Die als Broadway-Musical bekannt gewordene Geschichte, die in den 1930er Jahren spielt und 1982 von John Huston verfilmt wurde, erstrahlt in dieser Komödie in völlig neuem Glanz. Regisseur und Drehbuchverfasser Will Gluck und seine Co-Autorin Aline Brosh McKenna versetzen die Abenteuer der armen, elternlosen Annie in die Gegenwart New Yorks. Hier führt der Handy-Tycoon Will Stacks seinen Bürgermeister-Wahlkampf mit viel Social-Media-Einsatz: Da macht es sich nicht gut, wenn im Internet zu sehen ist, wie er den Kartoffelbrei bei einer Obdachlosenspeisung ausspuckt. Aber wenn Will mit einem glücklich lächelnden Pflegekind posiert, dem er ein neues Zuhause bietet und sogar einen Hund schenkt, dann muss sich der Gegenkandidat ernsthafte Sorgen machen. Der frische Dialogwitz verteilt großzügig ironische Seitenhiebe auf Geschäftemacherei, Rührseligkeit und selbst hochaktuelle Themen wie Datenspeicherung in der Telekommunikation.

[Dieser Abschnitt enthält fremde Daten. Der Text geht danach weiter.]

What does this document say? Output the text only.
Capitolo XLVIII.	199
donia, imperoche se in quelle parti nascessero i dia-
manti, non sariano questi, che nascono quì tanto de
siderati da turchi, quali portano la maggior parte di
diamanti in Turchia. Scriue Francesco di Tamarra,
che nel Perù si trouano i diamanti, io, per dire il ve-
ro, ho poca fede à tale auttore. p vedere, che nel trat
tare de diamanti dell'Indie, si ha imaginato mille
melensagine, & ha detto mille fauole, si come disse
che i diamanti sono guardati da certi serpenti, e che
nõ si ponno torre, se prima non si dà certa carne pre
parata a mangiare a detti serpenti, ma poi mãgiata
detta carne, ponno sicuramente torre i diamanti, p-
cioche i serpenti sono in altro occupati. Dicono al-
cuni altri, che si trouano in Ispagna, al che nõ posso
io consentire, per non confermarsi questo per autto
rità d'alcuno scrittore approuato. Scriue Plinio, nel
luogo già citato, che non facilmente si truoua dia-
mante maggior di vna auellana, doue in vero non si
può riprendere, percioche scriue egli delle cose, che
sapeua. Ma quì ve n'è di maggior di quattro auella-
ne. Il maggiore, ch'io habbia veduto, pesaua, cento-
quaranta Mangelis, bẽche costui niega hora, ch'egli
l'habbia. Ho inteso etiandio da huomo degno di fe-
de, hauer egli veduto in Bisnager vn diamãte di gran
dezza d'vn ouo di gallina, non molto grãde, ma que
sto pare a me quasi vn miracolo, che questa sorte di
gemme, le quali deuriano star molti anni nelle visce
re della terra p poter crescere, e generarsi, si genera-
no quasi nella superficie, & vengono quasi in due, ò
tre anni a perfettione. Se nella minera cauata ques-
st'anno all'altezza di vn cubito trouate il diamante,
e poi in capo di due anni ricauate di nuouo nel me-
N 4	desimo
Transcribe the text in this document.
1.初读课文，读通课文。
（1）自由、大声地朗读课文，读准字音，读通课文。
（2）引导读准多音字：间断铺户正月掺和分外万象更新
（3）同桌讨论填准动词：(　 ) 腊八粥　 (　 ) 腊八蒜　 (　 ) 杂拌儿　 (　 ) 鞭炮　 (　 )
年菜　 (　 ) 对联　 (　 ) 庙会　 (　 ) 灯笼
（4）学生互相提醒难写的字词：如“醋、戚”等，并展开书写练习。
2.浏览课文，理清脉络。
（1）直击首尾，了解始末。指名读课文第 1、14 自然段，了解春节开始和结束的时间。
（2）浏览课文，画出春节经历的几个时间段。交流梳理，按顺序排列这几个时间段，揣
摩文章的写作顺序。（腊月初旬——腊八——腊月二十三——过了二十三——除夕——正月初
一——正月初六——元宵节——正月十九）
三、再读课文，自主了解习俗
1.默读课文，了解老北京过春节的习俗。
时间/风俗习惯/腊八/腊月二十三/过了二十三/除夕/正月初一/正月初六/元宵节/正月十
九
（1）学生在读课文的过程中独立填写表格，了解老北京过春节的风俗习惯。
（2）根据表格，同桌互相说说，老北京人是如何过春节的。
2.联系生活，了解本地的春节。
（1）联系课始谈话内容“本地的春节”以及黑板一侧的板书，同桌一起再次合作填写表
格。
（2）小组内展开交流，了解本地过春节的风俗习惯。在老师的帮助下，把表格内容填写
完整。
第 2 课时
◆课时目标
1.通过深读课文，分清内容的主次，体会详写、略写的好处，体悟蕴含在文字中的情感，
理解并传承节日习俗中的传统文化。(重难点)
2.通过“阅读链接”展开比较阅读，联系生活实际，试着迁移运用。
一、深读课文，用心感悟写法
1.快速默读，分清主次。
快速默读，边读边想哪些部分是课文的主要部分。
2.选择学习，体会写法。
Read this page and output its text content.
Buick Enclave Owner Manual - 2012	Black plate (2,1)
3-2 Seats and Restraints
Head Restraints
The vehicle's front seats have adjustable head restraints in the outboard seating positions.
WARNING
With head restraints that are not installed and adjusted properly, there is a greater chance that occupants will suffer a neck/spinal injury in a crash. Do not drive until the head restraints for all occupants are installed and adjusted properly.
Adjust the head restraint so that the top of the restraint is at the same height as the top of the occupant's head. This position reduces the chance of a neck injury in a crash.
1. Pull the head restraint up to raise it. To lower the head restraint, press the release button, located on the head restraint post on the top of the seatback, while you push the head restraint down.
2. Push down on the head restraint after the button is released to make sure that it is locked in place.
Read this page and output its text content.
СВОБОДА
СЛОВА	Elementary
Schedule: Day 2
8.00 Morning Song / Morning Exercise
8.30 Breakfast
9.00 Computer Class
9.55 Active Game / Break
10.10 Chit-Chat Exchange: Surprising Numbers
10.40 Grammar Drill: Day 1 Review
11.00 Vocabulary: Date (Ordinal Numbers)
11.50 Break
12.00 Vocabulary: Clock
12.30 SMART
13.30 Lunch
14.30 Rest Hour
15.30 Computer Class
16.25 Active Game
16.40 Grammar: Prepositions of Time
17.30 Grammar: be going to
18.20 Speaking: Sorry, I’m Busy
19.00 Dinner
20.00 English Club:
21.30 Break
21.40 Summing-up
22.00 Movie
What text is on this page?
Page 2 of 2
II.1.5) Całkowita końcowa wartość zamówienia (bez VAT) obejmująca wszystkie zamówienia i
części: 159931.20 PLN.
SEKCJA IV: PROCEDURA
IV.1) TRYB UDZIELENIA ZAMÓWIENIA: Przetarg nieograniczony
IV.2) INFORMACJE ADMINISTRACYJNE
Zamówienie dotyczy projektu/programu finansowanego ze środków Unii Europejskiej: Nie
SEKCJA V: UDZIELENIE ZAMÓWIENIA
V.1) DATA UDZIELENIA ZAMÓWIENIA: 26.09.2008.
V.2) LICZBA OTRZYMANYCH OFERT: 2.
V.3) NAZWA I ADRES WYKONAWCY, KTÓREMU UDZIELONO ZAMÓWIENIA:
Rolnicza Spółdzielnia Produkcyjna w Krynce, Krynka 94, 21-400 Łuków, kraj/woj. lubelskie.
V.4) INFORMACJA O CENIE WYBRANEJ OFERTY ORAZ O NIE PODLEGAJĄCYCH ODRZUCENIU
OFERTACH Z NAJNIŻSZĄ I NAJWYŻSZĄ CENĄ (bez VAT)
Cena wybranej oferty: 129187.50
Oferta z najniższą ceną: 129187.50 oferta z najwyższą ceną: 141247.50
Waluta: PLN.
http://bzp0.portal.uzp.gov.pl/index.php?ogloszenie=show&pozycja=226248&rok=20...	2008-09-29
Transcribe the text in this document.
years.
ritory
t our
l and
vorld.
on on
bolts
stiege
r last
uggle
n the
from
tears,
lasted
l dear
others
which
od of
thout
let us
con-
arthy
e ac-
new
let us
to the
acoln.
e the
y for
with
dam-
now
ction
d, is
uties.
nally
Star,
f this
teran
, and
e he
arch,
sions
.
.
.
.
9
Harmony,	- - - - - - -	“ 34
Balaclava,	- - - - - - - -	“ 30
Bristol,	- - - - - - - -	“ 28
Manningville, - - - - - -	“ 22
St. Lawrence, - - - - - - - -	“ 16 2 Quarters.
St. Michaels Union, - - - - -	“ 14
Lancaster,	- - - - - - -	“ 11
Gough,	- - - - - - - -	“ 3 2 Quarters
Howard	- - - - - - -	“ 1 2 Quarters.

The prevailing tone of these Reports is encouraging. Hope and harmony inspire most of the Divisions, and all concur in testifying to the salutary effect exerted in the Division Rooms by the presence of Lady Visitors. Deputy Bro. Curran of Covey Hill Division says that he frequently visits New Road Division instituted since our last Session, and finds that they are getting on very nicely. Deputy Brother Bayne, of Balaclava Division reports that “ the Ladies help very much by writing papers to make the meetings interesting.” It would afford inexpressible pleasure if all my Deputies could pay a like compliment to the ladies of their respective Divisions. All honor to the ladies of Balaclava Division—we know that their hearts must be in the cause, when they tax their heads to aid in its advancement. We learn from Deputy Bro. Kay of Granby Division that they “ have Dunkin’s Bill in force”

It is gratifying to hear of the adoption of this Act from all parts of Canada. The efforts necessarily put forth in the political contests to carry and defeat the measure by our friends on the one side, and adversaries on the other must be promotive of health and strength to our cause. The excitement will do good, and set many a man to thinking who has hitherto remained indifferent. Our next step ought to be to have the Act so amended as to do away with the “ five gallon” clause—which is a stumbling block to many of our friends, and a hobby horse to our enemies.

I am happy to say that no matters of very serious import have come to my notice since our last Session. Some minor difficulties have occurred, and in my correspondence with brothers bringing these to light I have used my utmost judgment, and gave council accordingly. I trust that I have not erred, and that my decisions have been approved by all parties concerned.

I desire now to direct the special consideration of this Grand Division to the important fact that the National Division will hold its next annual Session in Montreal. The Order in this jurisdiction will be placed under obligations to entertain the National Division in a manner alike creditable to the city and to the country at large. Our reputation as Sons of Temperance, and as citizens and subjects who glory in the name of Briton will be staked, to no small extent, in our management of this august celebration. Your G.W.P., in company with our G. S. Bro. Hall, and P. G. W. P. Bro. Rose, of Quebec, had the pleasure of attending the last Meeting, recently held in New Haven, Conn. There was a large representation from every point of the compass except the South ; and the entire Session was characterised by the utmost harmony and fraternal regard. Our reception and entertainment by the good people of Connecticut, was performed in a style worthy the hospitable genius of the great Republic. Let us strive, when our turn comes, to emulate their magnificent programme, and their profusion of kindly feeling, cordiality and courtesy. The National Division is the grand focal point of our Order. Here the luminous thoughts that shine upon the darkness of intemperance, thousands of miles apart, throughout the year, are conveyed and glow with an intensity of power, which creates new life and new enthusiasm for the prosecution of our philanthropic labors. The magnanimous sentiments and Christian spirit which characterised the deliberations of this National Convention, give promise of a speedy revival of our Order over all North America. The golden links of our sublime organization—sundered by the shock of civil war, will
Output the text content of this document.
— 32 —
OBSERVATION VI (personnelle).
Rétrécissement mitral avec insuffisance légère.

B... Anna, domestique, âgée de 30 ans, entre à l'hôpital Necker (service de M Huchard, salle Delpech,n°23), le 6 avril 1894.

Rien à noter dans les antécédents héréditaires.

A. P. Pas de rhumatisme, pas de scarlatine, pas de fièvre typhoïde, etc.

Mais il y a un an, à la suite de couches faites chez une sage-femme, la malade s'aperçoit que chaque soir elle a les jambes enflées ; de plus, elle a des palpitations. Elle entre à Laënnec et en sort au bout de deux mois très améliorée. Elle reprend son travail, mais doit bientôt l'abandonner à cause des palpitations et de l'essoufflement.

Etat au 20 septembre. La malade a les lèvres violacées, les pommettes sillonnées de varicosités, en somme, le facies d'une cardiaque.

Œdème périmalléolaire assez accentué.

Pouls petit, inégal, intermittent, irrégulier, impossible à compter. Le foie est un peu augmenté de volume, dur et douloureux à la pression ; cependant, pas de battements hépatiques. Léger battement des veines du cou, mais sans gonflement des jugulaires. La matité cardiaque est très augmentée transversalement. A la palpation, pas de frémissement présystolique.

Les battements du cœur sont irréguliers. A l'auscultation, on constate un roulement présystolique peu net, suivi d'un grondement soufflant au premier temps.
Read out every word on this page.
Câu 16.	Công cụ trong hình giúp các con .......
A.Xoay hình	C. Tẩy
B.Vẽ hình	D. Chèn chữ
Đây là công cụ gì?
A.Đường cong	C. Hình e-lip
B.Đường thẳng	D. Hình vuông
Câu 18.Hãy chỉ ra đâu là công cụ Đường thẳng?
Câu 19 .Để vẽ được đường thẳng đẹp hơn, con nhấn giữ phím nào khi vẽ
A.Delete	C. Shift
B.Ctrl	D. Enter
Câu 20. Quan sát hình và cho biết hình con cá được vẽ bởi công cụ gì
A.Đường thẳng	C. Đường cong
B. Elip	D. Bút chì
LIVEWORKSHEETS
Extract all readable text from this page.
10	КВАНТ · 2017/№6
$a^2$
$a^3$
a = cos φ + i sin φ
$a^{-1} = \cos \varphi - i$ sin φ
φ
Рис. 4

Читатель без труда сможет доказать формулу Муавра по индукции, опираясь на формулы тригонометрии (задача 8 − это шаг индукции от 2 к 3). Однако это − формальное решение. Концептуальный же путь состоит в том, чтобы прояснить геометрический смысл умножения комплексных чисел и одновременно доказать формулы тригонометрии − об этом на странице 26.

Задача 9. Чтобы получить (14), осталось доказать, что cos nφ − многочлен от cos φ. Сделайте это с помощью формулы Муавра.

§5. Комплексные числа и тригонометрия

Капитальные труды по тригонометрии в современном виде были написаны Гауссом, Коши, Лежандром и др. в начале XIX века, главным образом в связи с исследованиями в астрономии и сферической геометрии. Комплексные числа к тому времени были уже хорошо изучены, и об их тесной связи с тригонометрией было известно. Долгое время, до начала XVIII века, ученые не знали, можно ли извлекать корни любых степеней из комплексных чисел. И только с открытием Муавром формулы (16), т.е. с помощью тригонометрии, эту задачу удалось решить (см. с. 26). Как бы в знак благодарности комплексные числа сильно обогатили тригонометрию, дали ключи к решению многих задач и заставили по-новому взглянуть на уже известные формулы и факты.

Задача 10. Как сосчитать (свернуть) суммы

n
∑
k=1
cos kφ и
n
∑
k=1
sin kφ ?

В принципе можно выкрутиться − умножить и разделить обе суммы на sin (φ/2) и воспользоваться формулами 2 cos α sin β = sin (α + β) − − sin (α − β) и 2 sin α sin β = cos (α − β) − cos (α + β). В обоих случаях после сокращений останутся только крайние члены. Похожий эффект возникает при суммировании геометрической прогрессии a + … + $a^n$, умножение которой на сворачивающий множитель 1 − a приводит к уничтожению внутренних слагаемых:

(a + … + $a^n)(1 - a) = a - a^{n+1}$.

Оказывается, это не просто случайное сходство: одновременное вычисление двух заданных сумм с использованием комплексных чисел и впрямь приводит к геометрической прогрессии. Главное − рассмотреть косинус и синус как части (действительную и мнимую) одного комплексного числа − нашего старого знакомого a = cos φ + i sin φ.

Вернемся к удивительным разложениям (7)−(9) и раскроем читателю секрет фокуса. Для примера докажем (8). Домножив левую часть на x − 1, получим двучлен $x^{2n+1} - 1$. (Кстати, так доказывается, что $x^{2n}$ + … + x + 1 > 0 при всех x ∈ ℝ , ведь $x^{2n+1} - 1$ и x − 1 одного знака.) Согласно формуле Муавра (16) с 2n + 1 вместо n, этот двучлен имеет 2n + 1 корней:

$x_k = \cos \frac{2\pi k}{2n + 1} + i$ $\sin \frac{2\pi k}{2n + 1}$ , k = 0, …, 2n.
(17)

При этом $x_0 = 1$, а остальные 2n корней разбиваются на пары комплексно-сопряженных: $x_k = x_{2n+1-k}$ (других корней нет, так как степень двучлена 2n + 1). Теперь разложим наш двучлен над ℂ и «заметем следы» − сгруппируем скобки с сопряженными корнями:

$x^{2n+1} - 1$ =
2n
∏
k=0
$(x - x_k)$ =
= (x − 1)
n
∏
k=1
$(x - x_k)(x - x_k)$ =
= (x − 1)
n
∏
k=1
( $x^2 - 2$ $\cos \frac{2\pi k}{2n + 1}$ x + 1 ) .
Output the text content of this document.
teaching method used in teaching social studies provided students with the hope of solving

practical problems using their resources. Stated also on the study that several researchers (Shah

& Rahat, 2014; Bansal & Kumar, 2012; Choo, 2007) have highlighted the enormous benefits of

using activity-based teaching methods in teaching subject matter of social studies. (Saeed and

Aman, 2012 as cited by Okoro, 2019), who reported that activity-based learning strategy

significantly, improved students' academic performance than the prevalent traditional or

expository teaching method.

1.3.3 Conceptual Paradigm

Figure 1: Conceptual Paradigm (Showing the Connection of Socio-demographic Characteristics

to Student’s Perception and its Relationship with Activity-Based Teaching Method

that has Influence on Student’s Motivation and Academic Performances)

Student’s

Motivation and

Bereits die erste Szene stellt klar, dass der Film mit den angestaubten Klischees der Annie-Geschichte bricht: In der Schule beendet ein Mädchen mit diesem Namen, das rote Locken hat, sein Referat mit ein paar Tanzbewegungen. Das Publikum ist sich sicher, die richtige Annie vor sich zu haben, aber dann wird ein schwarzes Mädchen mit dem gleichen Namen aufgerufen. Sie trägt ihr Referat als drahtige Stegreif-Performance vor, in die sie die ganze Klasse einbezieht. Diese Annie würde sich in jedem Werbespot, der mit Hip-Hop-Elementen spielt, gut machen. Die quicklebendige Quvenzhané Wallis ("Beasts of the Southern Wild") bewegt sich in der großen Stadt wie ein Fisch im Wasser und selbst wenn sie einmal weint, sieht das eher wütend aus, als hilflos. Frischer Pep durchzieht auch die eher sparsam-dezenten Choreografien zu den neu arrangierten Musical-Liedern, die von drei weiteren Kompositionen ergänzt werden. Die Menschen lieben es, weiß eine selbstironische Dialogzeile, "wenn ohne Grund ein Lied geschmettert wird".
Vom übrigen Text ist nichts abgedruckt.